Dalam kegiatan mengklasifikasikan, anak juga belajar mengenal konsep operasi dari ”penggabungan” (union) dan ”irisan” (intersection). Combining atau union dari kumpulan yang terpisah merupakan model dasar dari penjumlahan. Hubungan logis ’atau’ bisa digunakan untuk membangun konsep penggabungan dari dua kumpulan atau lebih. Irisan dari dua kelompok atau lebih bisa digunakan untuk membangun konsep hubungan logis ”dan”. Dalam kegiatan ini, anak juga belajar konsep ”bukan” dalam mengidentifikasi karakteristik dari objek. Ketiga hubungan logis yaitu ”atau”, ”dan” serta ”bukan” merupakan konsep dasar untuk mengembangkan pemahaman selanjutnya.
Pada anak usia 4-5 tahun yang masih berada pada tahap preoperational, kegiatan classification yang diberikan pada anak harus memperhatikan kesiapan anak. Mulailah dari klasifikasi sederhana, yang hanya melibatkan satu dimensi (misalnya: balok berbentuk segitiga). Apabila anak telah bisa, mulailah dengan menambah dengan satu dimensi lainnya (misalnya ”balok segitiga yang berwarna merah”).
b.   Pattern
Menentukan pola dan menstrukturkan serta mengorganisasikan informasi (termasuk mengelompokkan) merupakan proses matematika yang penting. Menyusun pola  seperti  abab, abcabc, dan  aabbaabb dapat dipelajari oleh anak usia dini, dan banyak anak di TK dapat melakukan lebih banyak pola yang lebih kompleks (Clements and Sarama, 2007). Belajar melihat unit dalam arah tertentu (dari kiri ke kanan atau dari dari bawah ke atas/dari atas ke bawah) (ab dalam  abab, abc dalam abcabc) dan kemudian mengulangnya secara konstan merupakan inti dari mengulang pola. Belajar untuk meluaskan pola yang diberikan pada bentuk lain (misalnya dari warna ke bentuk atau ke gerakan tubuh), merupakan proses latihan untuk mengabstraksikan dan menggeneralisasikan pola.

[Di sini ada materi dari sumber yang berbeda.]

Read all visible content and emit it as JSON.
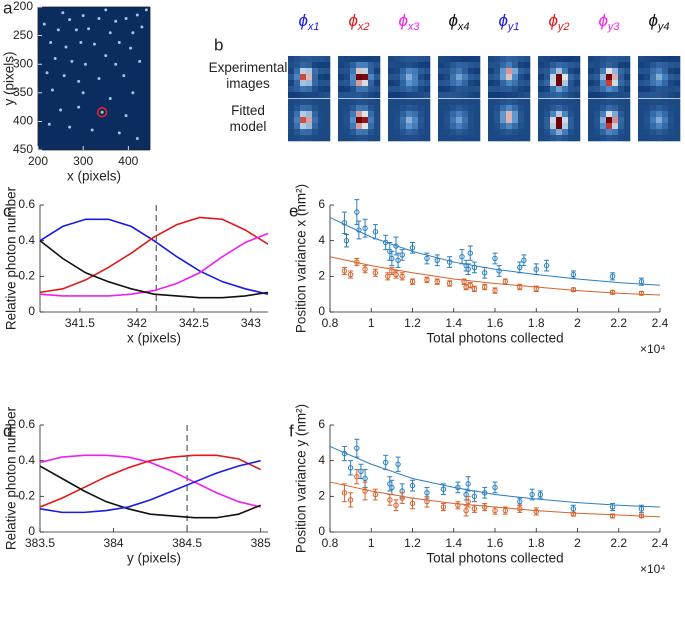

Menciptakan, membangun dan menggambarkan pola memerlukan keterampilan penyelesaian masalah (problem solving) dan merupakan bagian penting dalam belajar matematika. Pola bisa berdasarkan pada atribut geometrik (bentuk, sifat), atribut fisik (warna, ukuran), atau atribut afektif (suka, tidak suka). Pola juga bisa mengkombinasikan antara beberapa atribut. Misalnya anak diminta membuat pola sesuai dengan warna kesukaannya, yang berarti menggabungkan atribut afektif dan atribut warna.
Number sense dan eksplorasi matematika berkembang melalui kegiatan membuat pola. Membuat pola mengembangkan number sense, ordering, counting, and sequencing (Coburn, et al, 1992 dalam Reys et al, 1998). Selanjutnya, membuat pola sangat membantu dalam mengembangkan kemampuan menyusun strategi dalam memecahkan masalah matematika.
 Beberapa kegiatan terkait dengan menyusun pola adalah sebagai berikut:
·         Copying a pattern : Anak diminta untuk meniru pola yang sudah ada. Dengan demikian, anak belajar untuk memilih objek yang sama dan menyusunnya dengan pola yang sama.
·         Finding the next one: Menentukan bentuk selanjutnya berdasarkan pola sebelumnya yang telah ada.
·         Extending a pattern: Menentukan pola selanjutnya berdasarkan pola sebelumnya yang telah ada.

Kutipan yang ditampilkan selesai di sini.